Depuis 2010, l’Université de Paix propose des conférences et modules de formation de deux jours avec Christian Vanhenten : AïkiCom, approche corporelle de la communication et de la résolution non-violente des conflits inspirée de l’aïkido.
L’AïkiCom, approche corporelle de gestion des conflits
Par Christian Vanhenten – Professeur d’aïkido (troisième dan), Maître-praticien en PNL. Article initialement paru en 2010, dans le trimestriel de l’Université de Paix.
L’AïkiCom vise à apprendre et intégrer corporellement des principes de communication avec soi et avec les autres. Les qualités évidentes de l’aïkido en matière d’intelligence émotionnelle sont transmises par une pratique corporelle qui fait le lien avec les principes de l’aïkido mais également avec ceux d’autres approches telles que la PNL (programmation neuro-linguistique), l’AT (Analyse Transactionnelle) ou encore la Communication Nonviolente.
L’aïkido est un art martial qui consiste à utiliser et à canaliser les énergies
Le conflit est l’expression d’un désaccord. En ce sens, il n’a rien de négatif en soi. Il est le signal que quelque chose ne va pas et qu’il est nécessaire de communiquer pour trouver une solution. Pourtant pour beaucoup le conflit est vu comme quelque chose de négatif. C’est que le conflit peut devenir affrontement s’il n’est pas géré de manière adéquate.
En fonction de nos expériences, nous avons développé des stratégies diverses face aux situations conflictuelles.
Certains sont passés maîtres dans l’art de les éviter. Ils se garderont de prononcer les mots qui fâchent, la moindre parole qui pourrait faire dégénérer la discussion en dispute. Ceux-là dépensent une énergie folle à contenir la pression de leurs émotions intérieures. Ils ont opté pour la paix avec les autres quitte à déplacer le conflit à l’intérieur d’eux-mêmes.
D’autres préfèrent la manière forte. Ils affûtent leurs armes pour vaincre l’autre. Leur slogan : la meilleure défense, c’est l’attaque. Cette démarche n’est pas moins énergivore que la première.
Carine est intervenante sociale. Elle travaille en équipe mais les relations sont tendues. L’équipe est sous stress en permanence par manque de personnel. Lors d’une formation, elle m’explique que dès la première réflexion qu’elle estime déplacée elle préfère attaquer. Elle en arrive à faire pleurer ses collègues. « Comme ça j’ai la paix pour la journée » me dit-elle. Elle a le verbe facile et la répartie cinglante. Elle semble satisfaite de sa manière de faire mais, lorsqu’au détour de la conversation, je lui demande « ça doit être fatiguant non ? », elle soupire, se détend sur sa chaise et lâche en soupirant un « oui » qui en dit long. Mais pour elle, fatiguant ou pas, elle n’a pas le choix. C’est çà ou s’écraser. Et ça il n’en n’est pas question.

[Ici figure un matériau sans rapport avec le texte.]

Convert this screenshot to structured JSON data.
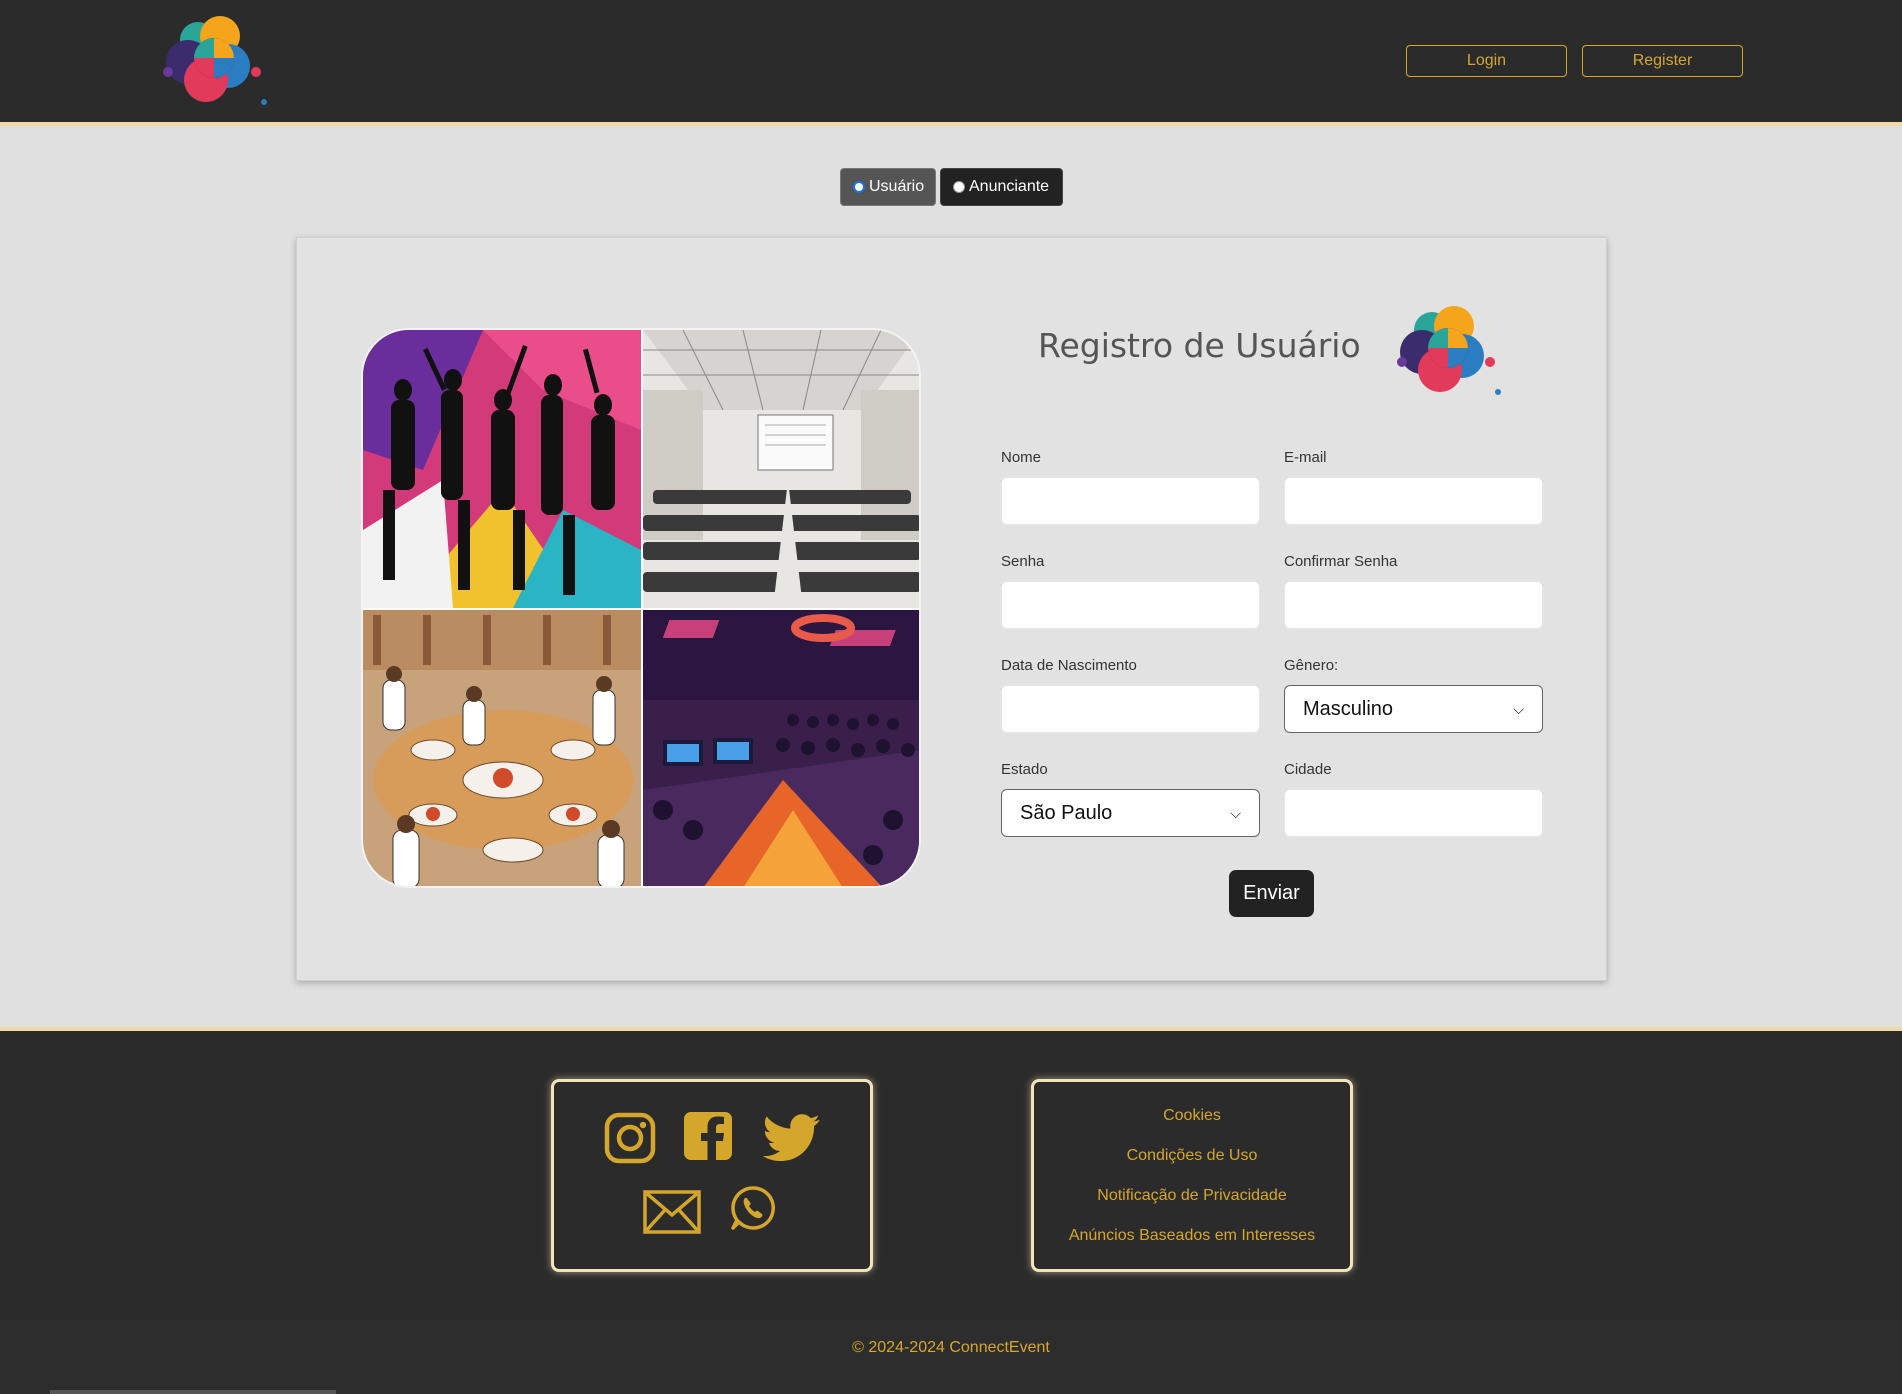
{
  "header": {
    "login_label": "Login",
    "register_label": "Register"
  },
  "toggle": {
    "usuario_label": "Usuário",
    "anunciante_label": "Anunciante",
    "selected": "Usuário"
  },
  "form": {
    "title": "Registro de Usuário",
    "fields": {
      "nome_label": "Nome",
      "email_label": "E-mail",
      "senha_label": "Senha",
      "confirmar_senha_label": "Confirmar Senha",
      "nascimento_label": "Data de Nascimento",
      "genero_label": "Gênero:",
      "genero_value": "Masculino",
      "estado_label": "Estado",
      "estado_value": "São Paulo",
      "cidade_label": "Cidade"
    },
    "submit_label": "Enviar"
  },
  "footer": {
    "social_icons": [
      "instagram-icon",
      "facebook-icon",
      "twitter-icon",
      "mail-icon",
      "whatsapp-icon"
    ],
    "links": [
      "Cookies",
      "Condições de Uso",
      "Notificação de Privacidade",
      "Anúncios Baseados em Interesses"
    ],
    "copyright": "© 2024-2024 ConnectEvent"
  },
  "colors": {
    "accent": "#d4a72c",
    "header_bg": "#2b2b2b",
    "page_bg": "#e0e0e0",
    "border_cream": "#efd9a6"
  }
}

La gestion des conflits ça s’apprend.
A force d’essuyer les plâtres, on se rend compte que l’on a besoin d’apprendre des techniques verbales, des grilles de lecture, des modèles pour ne pas basculer dans l’escalade.
Mais lorsque les enjeux sont importants, lorsque la personne en face de soi est une personne qui compte beaucoup pour nous ou si elle nous connaît bien et sait les mots qui nous font bondir, les émotions peuvent être fortes et le risque de retomber dans nos vieux schémas de comportements est alors très fort.
L’AïkiCom apporte une solution pour sortir de cette apparente fatalité.
En se basant sur l’aïkido, un art martial japonais non-violent, l’AïkiCom introduit un troisième acteur pour rétablir le dialogue entre notre pensée et nos émotions : le corps.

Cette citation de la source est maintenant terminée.